In slurry reactor pure reactant gas is bubbled thought liquid containing suspended catalyst particle.let us view these kinetics in terms of the film theory as shown below in fig p17.3.thus,to reach the surface of the solid the reactant which enter the liquid must diffuse through the liquid film into the main body of liquid and then through the film surrounding the catalyst particle.at the surface of the particle reactant yield product according to first order kinetics.derive an expression for the rate of reaction in terms of these resistance

Expert's answer

We have a diffusion of reactant A from the gas phase to the liquid phase at the interface, diffusion of A from the bulk of the liquid into the catalyst's surface, and finally, the surface reaction of the catalyst.

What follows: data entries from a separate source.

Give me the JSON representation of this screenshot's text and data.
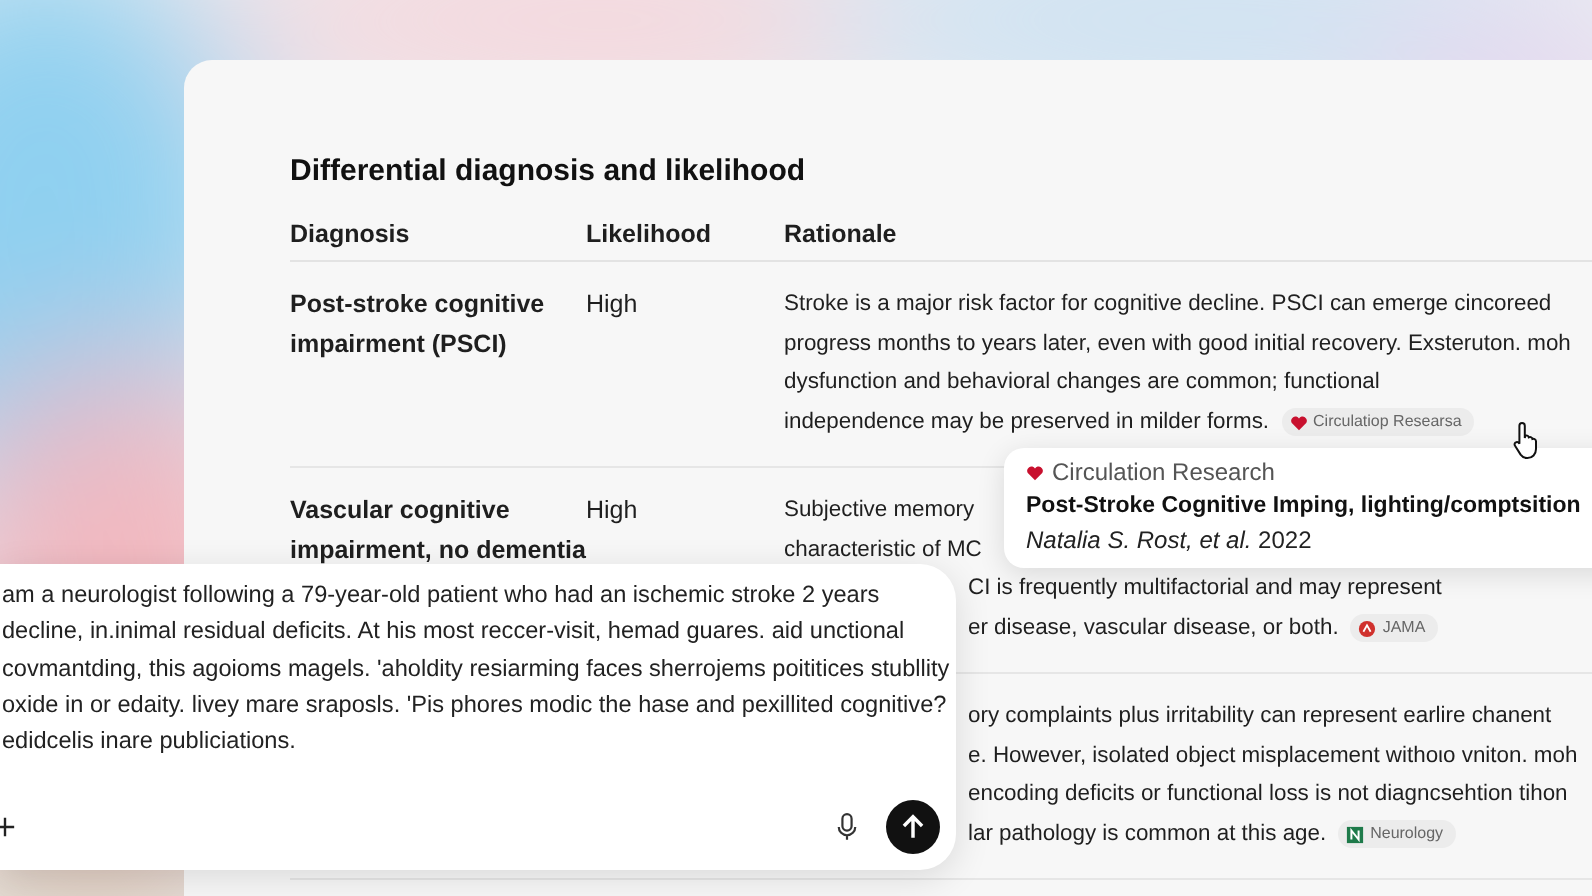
{
  "section": {
    "title": "Differential diagnosis and likelihood",
    "columns": [
      "Diagnosis",
      "Likelihood",
      "Rationale"
    ],
    "rows": [
      {
        "diagnosis_lines": [
          "Post-stroke cognitive",
          "impairment (PSCI)"
        ],
        "likelihood": "High",
        "rationale_lines": [
          "Stroke is a major risk factor for cognitive decline. PSCI can emerge cincoreed",
          "progress months to years later, even with good initial recovery. Exsteruton. moh",
          "dysfunction and behavioral changes are common; functional",
          "independence may be preserved in milder forms."
        ],
        "citation": {
          "kind": "heart",
          "source": "Circulatiop Researsa"
        }
      },
      {
        "diagnosis_lines": [
          "Vascular cognitive",
          "impairment, no dementia"
        ],
        "likelihood": "High",
        "rationale_lines": [
          "Subjective memory",
          "characteristic of MC"
        ],
        "rationale_cut_lines": [
          "CI is frequently multifactorial and may represent",
          "er disease, vascular disease, or both."
        ],
        "citation": {
          "kind": "jama",
          "source": "JAMA"
        }
      },
      {
        "rationale_cut_lines": [
          "ory complaints plus irritability can represent earlire chanent",
          "e. However, isolated object misplacement withoιο vniton. moh",
          "encoding deficits or functional loss is not diagncsehtion tihon",
          "lar pathology is common at this age."
        ],
        "citation": {
          "kind": "neurology",
          "source": "Neurology"
        }
      }
    ]
  },
  "source_popup": {
    "source": "Circulation Research",
    "title": "Post-Stroke Cognitive Imping, lighting/comptsition",
    "byline": "*Natalia S. Rost, et al.* 2022"
  },
  "composer": {
    "value_lines": [
      "am a neurologist following a 79-year-old patient who had an ischemic stroke 2 years",
      "decline, in.inimal residual deficits. At his most reccer-visit, hemad guares. aid unctional",
      "covmantding, this agoioms magels.  'aholdity resiarming faces sherrojems poititices stubllity",
      "oxide in or edaity. livey mare sraposls. 'Pis phores modic the hase and pexillited cognitive?",
      "edidcelis inare publiciations."
    ]
  }
}
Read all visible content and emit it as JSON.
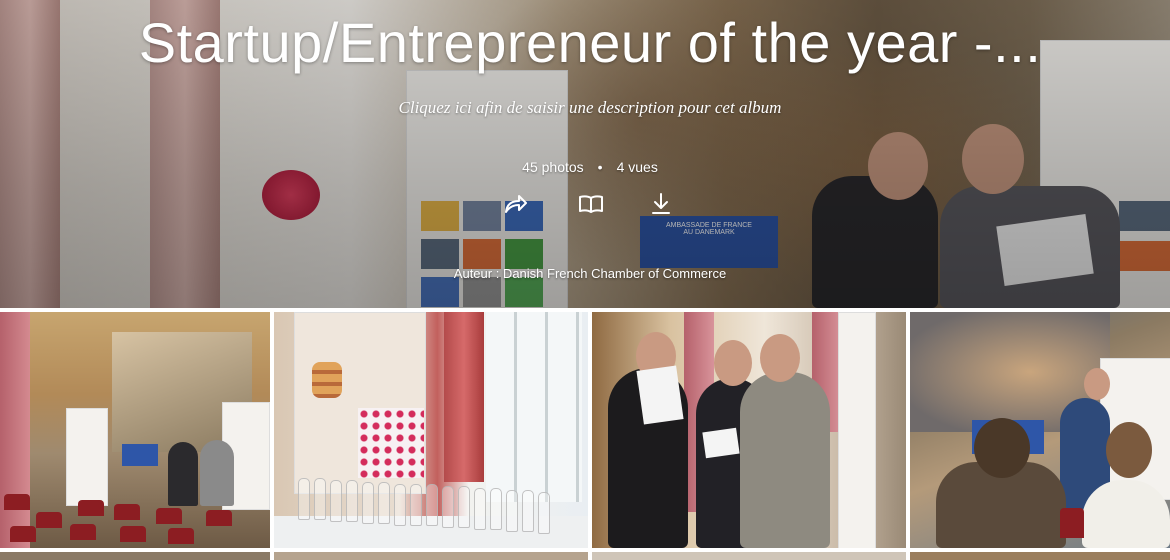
{
  "album": {
    "title": "Startup/Entrepreneur of the year -...",
    "description_placeholder": "Cliquez ici afin de saisir une description pour cet album",
    "photo_count": "45 photos",
    "separator": "•",
    "view_count": "4 vues",
    "author": "Auteur : Danish French Chamber of Commerce"
  },
  "actions": [
    {
      "name": "share",
      "icon": "share-arrow-icon"
    },
    {
      "name": "slideshow",
      "icon": "open-book-icon"
    },
    {
      "name": "download",
      "icon": "download-icon"
    }
  ],
  "photos": [
    {
      "name": "photo-hall-audience"
    },
    {
      "name": "photo-macarons-glasses"
    },
    {
      "name": "photo-three-men-documents"
    },
    {
      "name": "photo-seated-audience"
    }
  ],
  "colors": {
    "overlay_text": "#ffffff",
    "podium_blue": "#2e56a8",
    "chair_red": "#8c1d22"
  }
}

For interface between gas bubbles and liquid. From the figure we can see that the concentration decreases linearly, rate of diffusion = r

"r=\\frac{-1}{v}\\frac{dN}{dt}=k_{Ae}a_i(C_{Ai}-C_{Al})"

"k_{Al} =" gas-liquid mass transfer coefficient

"a_{i}=" area of gas liquid interface per volumeof reactor (v)

At the catalyst , we have a surface reaction

"r=\\frac{-1}{v}\\frac{dN}{dt}=k_1C_{As}a_s"

Total "r=\\frac{-1}{v}\\frac{dN}{dt}=\\frac{1}{\\frac{1}{k_{Ai}a_i}+\\frac{1}{k_{Ai}a_s}+\\frac{1}{k_i}}"